Além disso, o Erê nos ensina sobre a importância de mantermos viva nossa criança interior. Em um mundo cada vez mais adulto e sério, o Erê nos convida a brincar, a sorrir e a nos reconectar com a pureza e a simplicidade da infância. Ele nos mostra que, ao cultivarmos esse lado lúdico e leve, conseguimos lidar melhor com os desafios da vida e nos tornamos mais abertos às bênçãos e orientações dos Orixás.

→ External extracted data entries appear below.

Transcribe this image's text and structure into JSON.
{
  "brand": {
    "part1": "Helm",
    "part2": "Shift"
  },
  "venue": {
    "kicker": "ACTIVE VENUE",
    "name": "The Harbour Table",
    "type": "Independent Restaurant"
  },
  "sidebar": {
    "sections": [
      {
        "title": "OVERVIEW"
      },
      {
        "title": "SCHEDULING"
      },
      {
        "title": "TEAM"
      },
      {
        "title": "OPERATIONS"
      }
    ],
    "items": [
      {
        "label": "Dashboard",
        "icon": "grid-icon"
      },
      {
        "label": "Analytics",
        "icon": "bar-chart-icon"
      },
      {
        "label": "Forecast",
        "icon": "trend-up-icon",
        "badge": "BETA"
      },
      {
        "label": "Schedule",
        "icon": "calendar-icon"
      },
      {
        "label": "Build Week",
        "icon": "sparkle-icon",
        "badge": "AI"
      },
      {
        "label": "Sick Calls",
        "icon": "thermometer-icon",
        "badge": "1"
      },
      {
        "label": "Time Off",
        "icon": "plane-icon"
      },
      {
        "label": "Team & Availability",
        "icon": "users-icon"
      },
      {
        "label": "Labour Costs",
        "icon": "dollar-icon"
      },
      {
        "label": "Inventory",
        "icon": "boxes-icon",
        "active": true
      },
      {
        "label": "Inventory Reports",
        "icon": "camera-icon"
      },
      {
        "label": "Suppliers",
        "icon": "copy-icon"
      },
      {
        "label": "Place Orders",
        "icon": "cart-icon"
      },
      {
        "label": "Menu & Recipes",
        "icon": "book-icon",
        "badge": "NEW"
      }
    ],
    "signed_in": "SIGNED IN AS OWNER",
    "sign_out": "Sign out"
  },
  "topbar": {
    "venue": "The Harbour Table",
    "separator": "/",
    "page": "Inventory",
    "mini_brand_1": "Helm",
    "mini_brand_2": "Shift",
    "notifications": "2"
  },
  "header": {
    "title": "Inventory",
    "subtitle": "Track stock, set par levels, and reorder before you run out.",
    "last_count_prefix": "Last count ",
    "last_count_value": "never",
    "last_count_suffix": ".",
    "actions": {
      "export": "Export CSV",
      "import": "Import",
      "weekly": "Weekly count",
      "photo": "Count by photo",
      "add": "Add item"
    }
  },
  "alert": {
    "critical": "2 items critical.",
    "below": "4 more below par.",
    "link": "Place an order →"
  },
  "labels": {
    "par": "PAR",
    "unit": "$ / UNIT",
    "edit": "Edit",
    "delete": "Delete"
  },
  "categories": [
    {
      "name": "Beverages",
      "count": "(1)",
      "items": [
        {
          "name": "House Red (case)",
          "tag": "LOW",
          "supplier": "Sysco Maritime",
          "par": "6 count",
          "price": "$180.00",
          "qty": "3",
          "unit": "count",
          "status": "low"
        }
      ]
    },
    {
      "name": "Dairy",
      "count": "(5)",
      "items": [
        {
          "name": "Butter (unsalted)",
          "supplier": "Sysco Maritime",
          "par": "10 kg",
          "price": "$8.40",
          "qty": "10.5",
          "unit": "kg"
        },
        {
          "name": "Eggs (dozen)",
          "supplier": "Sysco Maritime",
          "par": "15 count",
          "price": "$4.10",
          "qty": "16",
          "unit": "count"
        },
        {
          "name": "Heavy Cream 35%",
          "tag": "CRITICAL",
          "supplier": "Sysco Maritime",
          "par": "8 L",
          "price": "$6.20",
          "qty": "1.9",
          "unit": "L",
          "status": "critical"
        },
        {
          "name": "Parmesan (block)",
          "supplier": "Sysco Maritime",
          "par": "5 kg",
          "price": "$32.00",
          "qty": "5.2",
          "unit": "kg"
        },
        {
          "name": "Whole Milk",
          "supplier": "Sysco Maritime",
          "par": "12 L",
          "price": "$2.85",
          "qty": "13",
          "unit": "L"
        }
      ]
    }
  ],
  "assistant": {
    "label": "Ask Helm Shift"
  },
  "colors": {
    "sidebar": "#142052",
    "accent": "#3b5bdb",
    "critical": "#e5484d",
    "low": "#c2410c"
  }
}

A alegria, como simbolizada pelo erê, desempenha um papel vital em nossa saúde mental e espiritual. Cultivar momentos de felicidade, riso e leveza é essencial para enfrentar os desafios diários. Assim como os erês nos ensinam a valorizar a simplicidade da vida e a beleza das pequenas coisas, é importante para nós buscarmos e celebrarmos a alegria em nossa jornada. A prática da alegria, inspirada nas lições dos erês, pode transformar nossa percepção e nos conectar mais profundamente com a essência da vida.
Conclusão
O Erê representa um estado de espírito, uma forma de viver a vida com alegria, leveza e gratidão. Sua presença no Candomblé é fundamental para a manutenção da harmonia e da pureza espiritual, além de ser um exemplo de como devemos encarar a vida: com o coração aberto, o espírito leve e a alma em festa.
Ao celebrarmos o Erê, estamos celebrando a alegria de viver, a pureza da alma e a conexão profunda com o sagrado. Que possamos sempre aprender com sua sabedoria infantil e viver com a leveza e a alegria que eles nos ensinam, honrando nossos Orixás e mantendo viva a chama da fé e da tradição.